Saya tambahkan dari postingan milis lain kronologi kejadiannya.
-----Original Message-----
From: onny kresnawan <onnykres@yahoo.com>
Sender: jurnalisme@yahoogroups.com
Date: Sun, 26 Sep 2010 00:15:10
To: <jurnalisme@yahoogroups.com>
Reply-To: jurnalisme@yahoogroups.com
Cc: <mediacare@yahoogroups.com>; <jurnalis@yahoogroups.com>; <ajimedan@yahoogroups.com>; <naratamatv@yahoogroups.com>
Subject: [jurnalisme] Kronologis penyerbuan Densus 88 versi keluarga tersangka teroris
Nama saya Kartini Panggabean, kelahiran 20 Februari 1980. Panggilan
saya Cici, anak-anak memanggil saya Ummi. Saya adalah isteri dari
Ustadz Ghozali, anak-anak memanggilnya Buya, saya memanggilnya Bang
Jali. Saya tinggal bersama suami saya di di Jalan Bunga Tanjung Gang
Sehat, saya bersama Bang Jali tinggal bersama empat anak kami. (Umar
Shiddiq, Raudah Atika Husna dan Ahmad Yasin dan Fathurrahman).
Bang
Jali lahir tahun 1963, tamat SD 1971. Kemudian bang Jali Masuk SMP
Muhammadiyah di Sei. Sikambing Medan. Bang Jali tidak tamat SMP,
berhenti karena protes terhadap sekolah SMP di Indonesia memakai celana
pendek (tidak menutup aurat) Secara otodidak Bang Jali belajar menulis.
Dia menjadi kolumnis tetap di beberapa surat kabar yang terbit di
Medan. Kemudian Bang Jali ke Malaysia selama 10 tahun. Aktif menjadi
wartawan di majalah Islam. Tahun 1996-2000 bang Jali pulang ke
Indonesia menetap di Medan membuka kursus komputer, kemudian ke
Malaysia lagi pada tahun 2000-2004 bekerja sebagai penulis buku di
beberapa penerbitan. Sejak 2004-2010 menetap di Tanjungbalai sebagai
penulis buku-buku agama yang produktif dan semua diterbitkan di
Malaysia, lebih kurang 50 judul buku. Ada satu judul buku yang
diterbitkan di di Indonesia Selain menulis, Bang Jali juga berprofesi
sebagai pengobat tradisional (bekam).

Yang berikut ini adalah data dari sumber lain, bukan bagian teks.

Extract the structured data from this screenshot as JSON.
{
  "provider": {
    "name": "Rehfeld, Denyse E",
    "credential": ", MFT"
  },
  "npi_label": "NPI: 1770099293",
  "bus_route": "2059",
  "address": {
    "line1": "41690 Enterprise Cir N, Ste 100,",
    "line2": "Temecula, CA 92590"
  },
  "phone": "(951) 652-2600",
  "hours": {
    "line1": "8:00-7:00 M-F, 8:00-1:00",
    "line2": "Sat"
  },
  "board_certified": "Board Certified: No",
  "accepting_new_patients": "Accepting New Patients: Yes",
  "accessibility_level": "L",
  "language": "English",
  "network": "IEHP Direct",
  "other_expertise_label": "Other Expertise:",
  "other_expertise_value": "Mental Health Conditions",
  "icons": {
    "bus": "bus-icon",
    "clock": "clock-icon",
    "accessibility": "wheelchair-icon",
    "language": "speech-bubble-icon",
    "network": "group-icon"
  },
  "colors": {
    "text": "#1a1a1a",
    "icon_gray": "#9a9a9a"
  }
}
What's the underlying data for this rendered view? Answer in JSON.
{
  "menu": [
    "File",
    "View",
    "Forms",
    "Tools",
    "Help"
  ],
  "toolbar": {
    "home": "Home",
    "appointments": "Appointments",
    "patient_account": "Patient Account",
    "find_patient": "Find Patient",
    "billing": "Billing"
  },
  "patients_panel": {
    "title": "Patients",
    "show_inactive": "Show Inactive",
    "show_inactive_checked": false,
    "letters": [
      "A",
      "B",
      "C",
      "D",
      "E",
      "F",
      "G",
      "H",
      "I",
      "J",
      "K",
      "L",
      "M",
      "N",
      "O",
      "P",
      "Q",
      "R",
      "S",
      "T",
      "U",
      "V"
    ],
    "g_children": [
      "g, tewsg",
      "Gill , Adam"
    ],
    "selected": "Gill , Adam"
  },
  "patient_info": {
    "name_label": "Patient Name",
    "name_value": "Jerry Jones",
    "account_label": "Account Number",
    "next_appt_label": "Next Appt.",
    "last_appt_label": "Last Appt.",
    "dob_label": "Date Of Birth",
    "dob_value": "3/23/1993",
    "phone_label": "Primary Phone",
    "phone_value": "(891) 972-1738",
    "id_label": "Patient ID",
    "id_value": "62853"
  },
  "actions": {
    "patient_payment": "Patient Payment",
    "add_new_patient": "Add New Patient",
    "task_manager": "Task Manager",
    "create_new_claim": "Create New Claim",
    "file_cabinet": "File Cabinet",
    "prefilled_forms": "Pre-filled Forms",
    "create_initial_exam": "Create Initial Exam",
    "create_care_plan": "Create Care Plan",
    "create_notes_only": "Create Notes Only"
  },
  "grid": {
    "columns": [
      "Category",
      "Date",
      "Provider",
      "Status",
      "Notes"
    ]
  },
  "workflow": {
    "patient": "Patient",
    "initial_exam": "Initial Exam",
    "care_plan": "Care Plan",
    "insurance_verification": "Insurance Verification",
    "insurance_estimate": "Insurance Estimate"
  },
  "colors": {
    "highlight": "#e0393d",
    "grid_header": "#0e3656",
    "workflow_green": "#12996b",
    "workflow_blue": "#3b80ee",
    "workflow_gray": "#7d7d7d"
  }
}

Bang Jali juga mengisi pengajian.
Sejak satu bulan terakhir (bulan Agustus 2010), Bang
Jali tidak pergi ke mana-mana, atas permintaan saya selaku Ummi
anak-anak, alasan saya karena saya sedang hamil tua, hari-hari
menjelang persalinan sudah kian dekat. Saya meminta Bang Jali untuk
menemani saya melahirkan. Begitu pun, seingat saya Bang Jali sekali ada
pergi ke Medan awal Agustus ke Medan, itu pun karena menjenguk ibunya
di salah satu rumah sakit di Medan. Saya melahirkan anak putera saya
yang keempat pada tanggal 28 Agustus 2010 (usianya 3 minggu).
Sejak
saya melahirkan bayi yang kami beri nama Fathurrrahman Ramadhan itu,
Bang Jali juga tidak ada pergi ke mana-mana karena saya tidak ada teman
di rumah.
Di saat waktu Maghrib, hari Minggu sekitar
jam 18.45 WIB menjelang Senin malam, tanggal 19 September 2010. Saya,
bayi saya, dua perempuan dewasa (istri Abu dan teman Deni), Buya, Dani,
Deni, Alek, Abdullah dan 2 orang lagi anak tamu.(salah satu dari dua
perempuan dewasa). Jadi, ada di dalam rumah tersebut 10 orang, terdiri
dari 5 laki-laki dewasa, 3 perempuan dewasa, 3 anak-anak. Saat adzan
Maghrib terdengar, Bang Jali bersiap-siap melaksanakan sholat Maghrib
berjamaah. Bang Jali, Deni, Deden, Alek, Abu mengambil wudhu. Saya
bilang kepada Bang Jali, Buya bajunya diganti saja, basah kena air
wudhu. Saya berada di ruang tamu, menyusukan anak saya Fathur.
Bersama
saya dua perempuan dewasa. di dekat pintu depan rumah, pintu rumah kami
hanya di depan, rumah kami tidak ada pintu belakang. Saya memanggil
ketiga anak untuk pulang ke rumah, karena sudah masuk waktu Maghrib.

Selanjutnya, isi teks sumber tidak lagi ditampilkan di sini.